Kisah pilu itu ketahuan secara tidak sengaja  saat Dini anakku kusuruh memungut infaq kewajibannya pada Bamuis,  untuk akhirnya kusetorkan bersama dengan yang lain.
Ternyata dia memaksa membayar kewajibannya walaupun hari itu belum makan dan menunggu anaknya pulang kerja.
Aku benar2 salit akan urat malunya.
Beda jauh sekali kalau dibandingkan dengan Jokowi presidenku si ganteng.
Nasi bungkus yang biasa di order ke bu Tia kuusulkan diorderkan ke bu Oom.
Semua teman2 setuju, dengan catatan dari Yanti bahwa nasi uduknya harus ditaruh di styrofoam dan jangan si kertas coklat.
Bergegas aku kerumah sebelah, dengan menutup mukaku dengan pashmina, maklum matahari kalau melihat wajahku rasanya benci sekali, wajahku seperti lampu lalu lintas merah hijau kalau kena panas.
Oke, deal.
Order nasi bungkus diberikan ke bu Oom dengan catatan : pakai styrofoam dan bahan2 masakannya dicicipi oleh  anakku sebelum dibuat.

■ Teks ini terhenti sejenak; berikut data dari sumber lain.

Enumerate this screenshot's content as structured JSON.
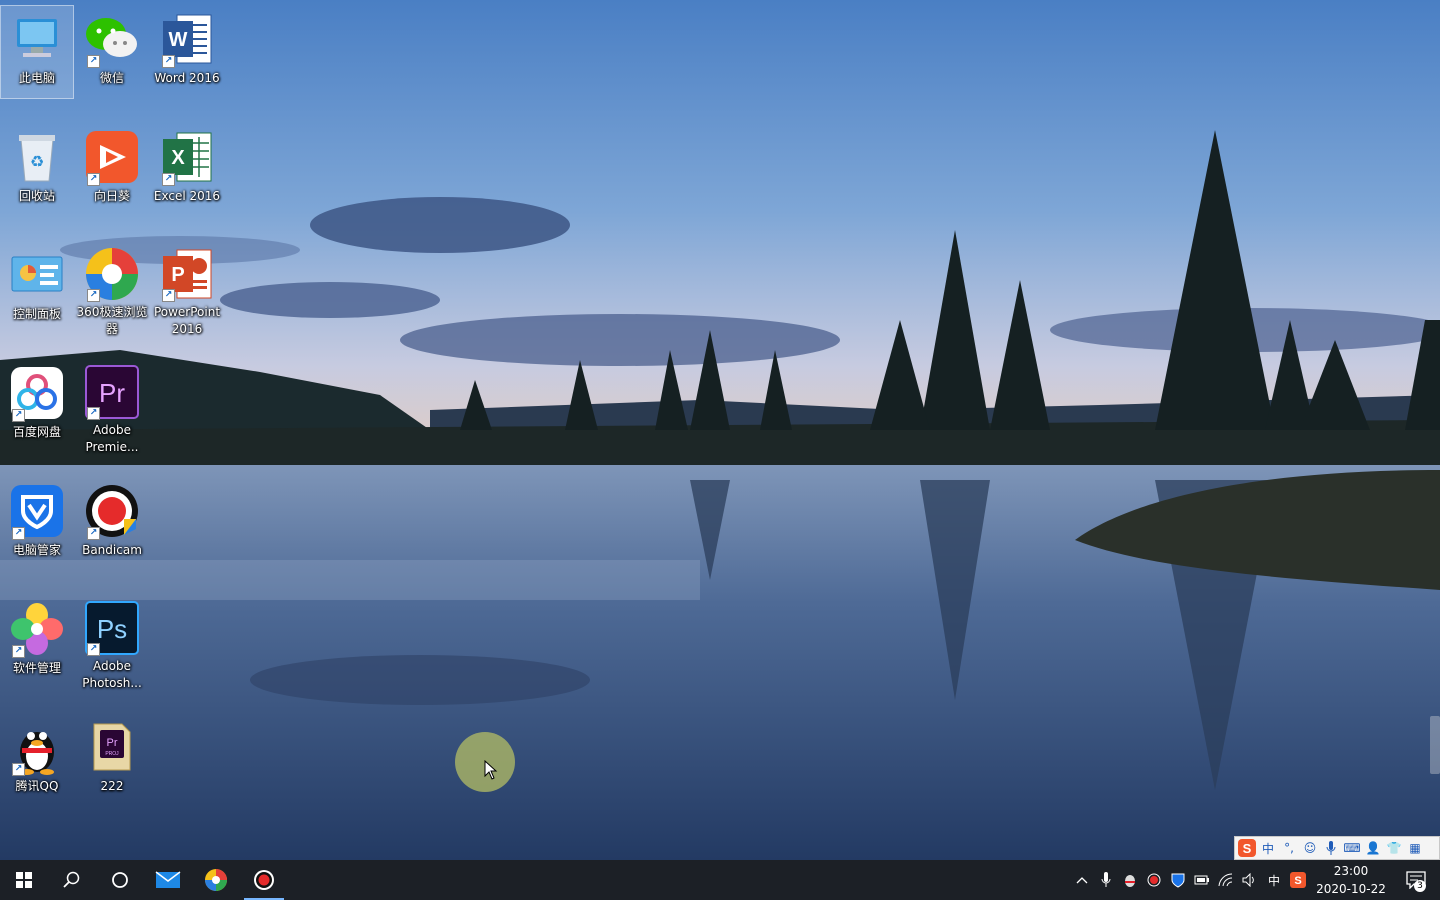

Dengan wajah yang  lugu aku bilang bahwa nasi uduknya enak tapi gorengannya selalu keasinan.
Dia mengakui bahwa lidahnya kadang mati rasa, pipinya juga kebal setiap pagi.

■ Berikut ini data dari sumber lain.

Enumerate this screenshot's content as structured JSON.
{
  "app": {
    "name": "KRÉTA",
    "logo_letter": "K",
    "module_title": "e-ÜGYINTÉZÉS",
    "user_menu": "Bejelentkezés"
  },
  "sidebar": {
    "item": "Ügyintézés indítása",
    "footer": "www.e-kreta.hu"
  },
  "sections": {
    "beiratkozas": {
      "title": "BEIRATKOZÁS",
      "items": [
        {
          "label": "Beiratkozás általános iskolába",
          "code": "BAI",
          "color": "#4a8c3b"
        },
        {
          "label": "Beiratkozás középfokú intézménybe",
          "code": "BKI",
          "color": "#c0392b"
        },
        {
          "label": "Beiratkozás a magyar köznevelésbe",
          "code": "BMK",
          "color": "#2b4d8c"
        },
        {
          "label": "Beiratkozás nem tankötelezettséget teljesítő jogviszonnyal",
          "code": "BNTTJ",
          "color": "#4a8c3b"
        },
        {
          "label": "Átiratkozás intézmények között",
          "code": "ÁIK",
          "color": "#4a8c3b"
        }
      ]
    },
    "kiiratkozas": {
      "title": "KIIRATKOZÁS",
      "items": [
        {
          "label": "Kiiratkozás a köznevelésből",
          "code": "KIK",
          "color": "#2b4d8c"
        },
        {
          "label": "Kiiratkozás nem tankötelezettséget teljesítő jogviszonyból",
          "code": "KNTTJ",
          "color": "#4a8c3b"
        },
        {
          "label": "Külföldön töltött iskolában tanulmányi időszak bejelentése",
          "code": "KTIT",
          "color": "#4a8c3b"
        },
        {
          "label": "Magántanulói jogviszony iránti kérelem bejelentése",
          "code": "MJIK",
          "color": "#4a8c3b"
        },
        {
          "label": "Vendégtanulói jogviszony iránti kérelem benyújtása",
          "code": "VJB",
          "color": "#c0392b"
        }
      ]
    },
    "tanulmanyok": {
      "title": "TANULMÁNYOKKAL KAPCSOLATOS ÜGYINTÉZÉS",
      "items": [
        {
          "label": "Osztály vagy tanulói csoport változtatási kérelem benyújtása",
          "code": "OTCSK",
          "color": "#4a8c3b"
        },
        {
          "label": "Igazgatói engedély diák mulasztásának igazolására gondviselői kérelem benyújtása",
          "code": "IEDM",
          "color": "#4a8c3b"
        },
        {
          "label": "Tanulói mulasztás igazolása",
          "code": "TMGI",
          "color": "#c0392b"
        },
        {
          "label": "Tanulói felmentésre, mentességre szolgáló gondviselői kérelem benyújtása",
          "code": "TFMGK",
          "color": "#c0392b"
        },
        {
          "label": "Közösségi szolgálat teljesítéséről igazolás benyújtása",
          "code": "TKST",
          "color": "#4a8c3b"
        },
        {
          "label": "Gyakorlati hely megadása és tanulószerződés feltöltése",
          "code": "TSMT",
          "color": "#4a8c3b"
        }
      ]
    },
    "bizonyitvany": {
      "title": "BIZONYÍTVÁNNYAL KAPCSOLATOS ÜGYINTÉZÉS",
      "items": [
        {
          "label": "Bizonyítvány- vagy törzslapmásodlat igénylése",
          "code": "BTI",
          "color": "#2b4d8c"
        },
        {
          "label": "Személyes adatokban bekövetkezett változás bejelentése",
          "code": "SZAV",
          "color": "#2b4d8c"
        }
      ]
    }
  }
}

Waduh pantesan saja gorengan yang kumakan sering terasa asin.
aku agak ketar ketir menghadapi hari jumat.

Dear Diary,
Beres bayar2 ke bu Oom aku segera ganti baju dan pakai make up.

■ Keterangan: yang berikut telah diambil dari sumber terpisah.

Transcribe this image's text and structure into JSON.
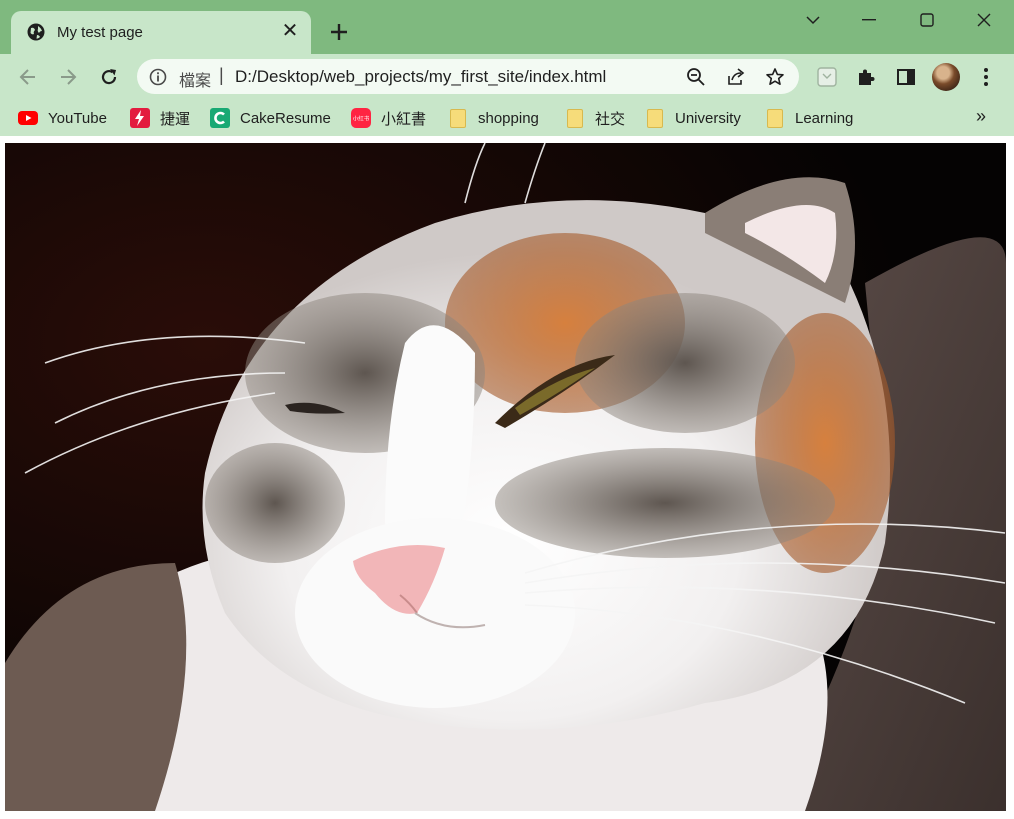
{
  "window": {
    "frame_color": "#7fb97f",
    "toolbar_color": "#c8e6c9"
  },
  "tab": {
    "title": "My test page",
    "favicon": "globe-icon"
  },
  "omnibox": {
    "scheme_label": "檔案",
    "url": "D:/Desktop/web_projects/my_first_site/index.html"
  },
  "bookmarks": [
    {
      "label": "YouTube",
      "icon": "youtube-icon",
      "color": "#ff0000"
    },
    {
      "label": "捷運",
      "icon": "bolt-icon",
      "color": "#e31b3f"
    },
    {
      "label": "CakeResume",
      "icon": "cakeresume-icon",
      "color": "#19a974"
    },
    {
      "label": "小紅書",
      "icon": "xiaohongshu-icon",
      "color": "#ff2442"
    },
    {
      "label": "shopping",
      "icon": "folder-icon"
    },
    {
      "label": "社交",
      "icon": "folder-icon"
    },
    {
      "label": "University",
      "icon": "folder-icon"
    },
    {
      "label": "Learning",
      "icon": "folder-icon"
    }
  ],
  "xiaohongshu_text": "小红书",
  "content": {
    "image_subject": "calico cat"
  }
}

Biasanya sih cuma pakai alas  bedak dan bedak bayi, tapi karena mau ketemu mas Tom aku pakai bedak  Elizabeth Arden kadaluwarsa yang biasa kupakai seperti wanita normal lainnya, dibubuhi lipstick merk yang sama berwarna coklat.
Eh serius Dear Diary kalau kubilang ini sudah kadaluwarsa.
Make up ini kan kubeli 2 atau 3 tahun yang lalu dan masih full, soalnya aku kan jarang pakai make up.
Kalau si bungsu tidak ada baru aku pakai lipstick ini.
Kalau ada dia aku jengah pakai warna coklat, masak ibu dan anak dandannya serba coklat, mirip vampir kesiangan.
Walaupun mas Tom gak akan melihatku tapi kalau menonton filmnya tidak dengan rapi jali aku merasa tidak menghargai mas Tom yang sudah jumpalitan berakting, digebuki lawan2nya bahkan kadang ditembaki.
Film main jam 1 siang, masih ada waktu 1.5 jam.
Mau makan tapi malas karena perutku belum terasa lapar.
Tiba2 aku ingat, aku  belum punya baju buat kondangan dirumah pak Ebeng Sobar, teman di Bamuis yang sering kukejar2 kalau proposal permohonan bantuan yang kuajukan belum disetujui.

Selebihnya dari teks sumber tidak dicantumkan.